Клара мигнула – ей уже было непонятно. С ней впервые говорили о сексе. Берта – никогда ни слова, врач-гинеколог говорила не о сексе, Карл в общем-то тоже говорила не о сексе, а о психоаналитической подоплеке. Ну надо же, Кузьмич ТэПэ, которую в сугубо «женских» ситуациях представить было невозможно – ни любовницей, ни мамой в роддоме, только начальником, – говорит такие слова: «постель», «секс», «оргазм»! Это как если бы медведь в зоопарке надел очки и прочитал посетителям лекцию о сексе!
Какие она говорит глупости. Свекровь думает, что она из-за секса?.. Подумаешь, секс. Она во время секса вовсе не считает овец, она считает собак и делает упражнения для лица: чтобы не было носогубных складок, нужно резко надувать щеки, раз-раз…
– Ты в постели первая начинаешь? Ты не должна первая начинать. Он сам решит, хочет сегодня с тобой спать или нет. Он же не всегда хочет с тобой спать. Если ты первая начинаешь, мужчина сердится, что ты его унизила. Если он не хочет, так это тоже нормально, вы уже не молодожены. А если он тебе изменил, так ты поплачь, да и все.
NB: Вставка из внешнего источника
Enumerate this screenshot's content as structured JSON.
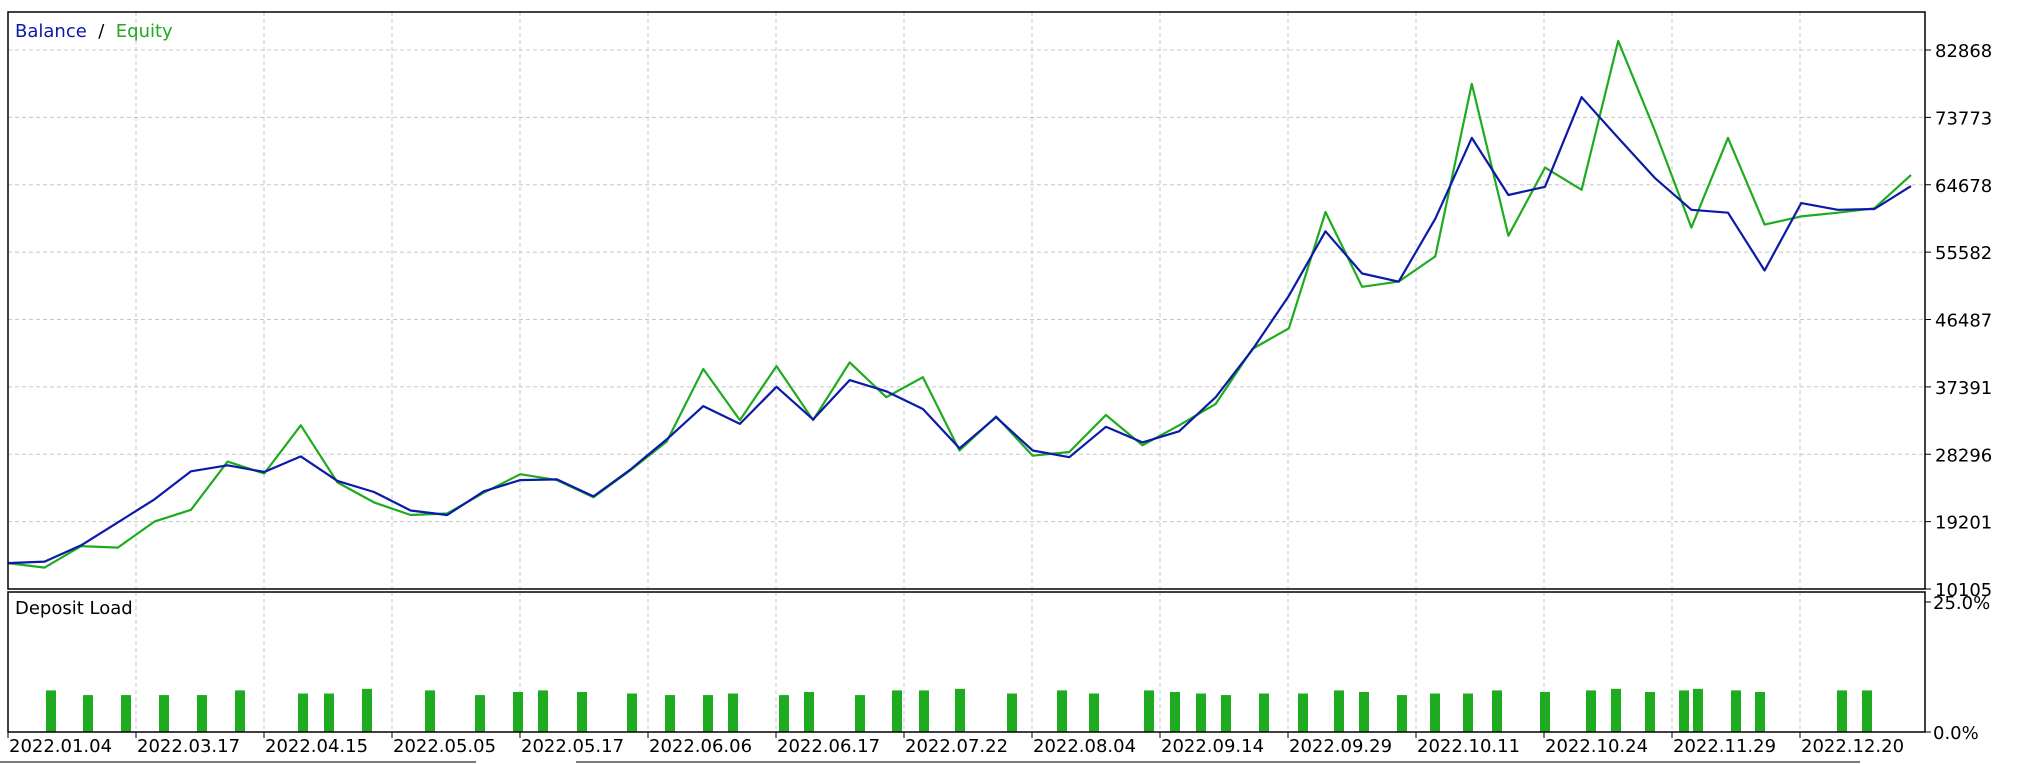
{
  "chart_data": [
    {
      "type": "line",
      "legend": {
        "placement": "top-left",
        "separator": " / "
      },
      "series": [
        {
          "name": "Balance",
          "color": "#0b1aa8",
          "values": [
            13600,
            13800,
            16000,
            19100,
            22200,
            26000,
            26800,
            25900,
            28000,
            24700,
            23200,
            20700,
            20100,
            23300,
            24800,
            24900,
            22600,
            26200,
            30300,
            34800,
            32400,
            37400,
            33000,
            38300,
            36800,
            34400,
            29100,
            33300,
            28800,
            27900,
            32000,
            29900,
            31400,
            36000,
            42400,
            49700,
            58400,
            52700,
            51600,
            60100,
            71000,
            63300,
            64400,
            76500,
            71000,
            65600,
            61300,
            60900,
            53100,
            62200,
            61300,
            61400,
            64500
          ]
        },
        {
          "name": "Equity",
          "color": "#1fab1f",
          "values": [
            13600,
            13000,
            15900,
            15700,
            19200,
            20800,
            27300,
            25700,
            32200,
            24500,
            21800,
            20100,
            20300,
            23100,
            25600,
            24800,
            22500,
            26100,
            30000,
            39800,
            32900,
            40200,
            32900,
            40700,
            36000,
            38700,
            28800,
            33400,
            28100,
            28600,
            33600,
            29500,
            32200,
            35100,
            42500,
            45300,
            61000,
            50900,
            51600,
            55000,
            78300,
            57800,
            67000,
            64000,
            84100,
            72000,
            58900,
            71000,
            59300,
            60400,
            60900,
            61500,
            66000
          ]
        }
      ],
      "ylim": [
        10105,
        88000
      ],
      "yticks": [
        10105,
        19201,
        28296,
        37391,
        46487,
        55582,
        64678,
        73773,
        82868
      ],
      "xticks": [
        "2022.01.04",
        "2022.03.17",
        "2022.04.15",
        "2022.05.05",
        "2022.05.17",
        "2022.06.06",
        "2022.06.17",
        "2022.07.22",
        "2022.08.04",
        "2022.09.14",
        "2022.09.29",
        "2022.10.11",
        "2022.10.24",
        "2022.11.29",
        "2022.12.20"
      ],
      "grid": true
    },
    {
      "type": "bar",
      "title": "Deposit Load",
      "ylim": [
        0,
        25
      ],
      "yticks": [
        "0.0%",
        "25.0%"
      ],
      "color": "#1fab1f",
      "values": [
        8.0,
        7.1,
        7.1,
        7.1,
        7.1,
        8.0,
        7.4,
        7.4,
        8.3,
        8.0,
        7.1,
        7.7,
        8.0,
        7.7,
        7.4,
        7.1,
        7.1,
        7.4,
        7.1,
        7.7,
        7.1,
        8.0,
        8.0,
        8.3,
        7.4,
        8.0,
        7.4,
        8.0,
        7.7,
        7.4,
        7.1,
        7.4,
        7.4,
        8.0,
        7.7,
        7.1,
        7.4,
        7.4,
        8.0,
        7.7,
        8.0,
        8.3,
        7.7,
        8.0,
        8.3,
        8.0,
        7.7,
        8.0,
        8.0
      ]
    }
  ]
}
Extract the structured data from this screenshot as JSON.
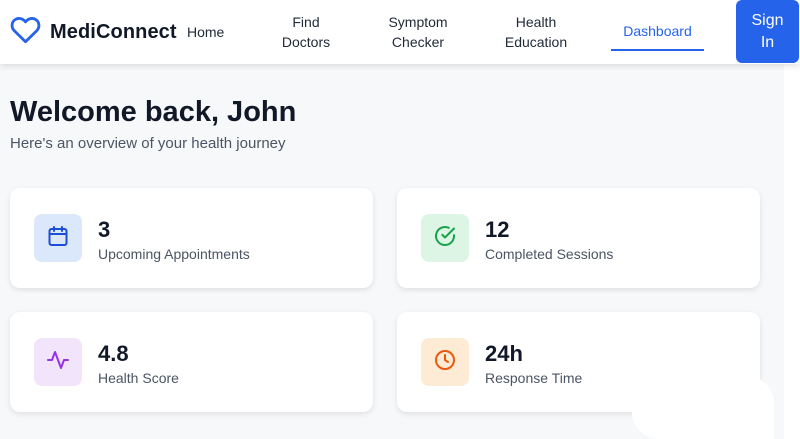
{
  "brand": {
    "name": "MediConnect",
    "logo_icon": "heart-outline",
    "accent_color": "#2563eb"
  },
  "nav": {
    "home": "Home",
    "find_doctors": [
      "Find",
      "Doctors"
    ],
    "symptom_checker": [
      "Symptom",
      "Checker"
    ],
    "health_education": [
      "Health",
      "Education"
    ],
    "dashboard": "Dashboard",
    "active_item": "Dashboard",
    "sign_in": [
      "Sign",
      "In"
    ]
  },
  "main": {
    "title": "Welcome back, John",
    "subtitle": "Here's an overview of your health journey"
  },
  "stats": [
    {
      "value": "3",
      "label": "Upcoming Appointments",
      "icon": "calendar-icon",
      "icon_color": "#1d4ed8",
      "icon_bg": "#dbe7fb"
    },
    {
      "value": "12",
      "label": "Completed Sessions",
      "icon": "check-circle-icon",
      "icon_color": "#16a34a",
      "icon_bg": "#dcf5e4"
    },
    {
      "value": "4.8",
      "label": "Health Score",
      "icon": "activity-icon",
      "icon_color": "#9333ea",
      "icon_bg": "#f2e4fb"
    },
    {
      "value": "24h",
      "label": "Response Time",
      "icon": "clock-icon",
      "icon_color": "#ea580c",
      "icon_bg": "#fdebd5"
    }
  ]
}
Он имеет право изменять. Природа у мужчин такая, против природы не попрешь. Дальше. Оргазм. Это вы все наслышались, начитались, что должен быть оргазм. Вранье! Пусть врут, мы-то знаем. Нету никакого оргазма. Ну, если поначалу что-то такое приятно, то потом… Нет, потом тоже ничего, приятно, что тебя приласкают. Но чтобы у тебя было право на оргазм, нету такого права. Ну и последнее: за предохранение отвечает женщина. Мужик вообще не должен об этом думать. …А-а, вот еще одно последнее: в сексе главное, чтобы он получал удовольствие. Понимаешь, о чем я? Я про все такое неприличное. Если тебе что-то неприятно, ты должна терпеть…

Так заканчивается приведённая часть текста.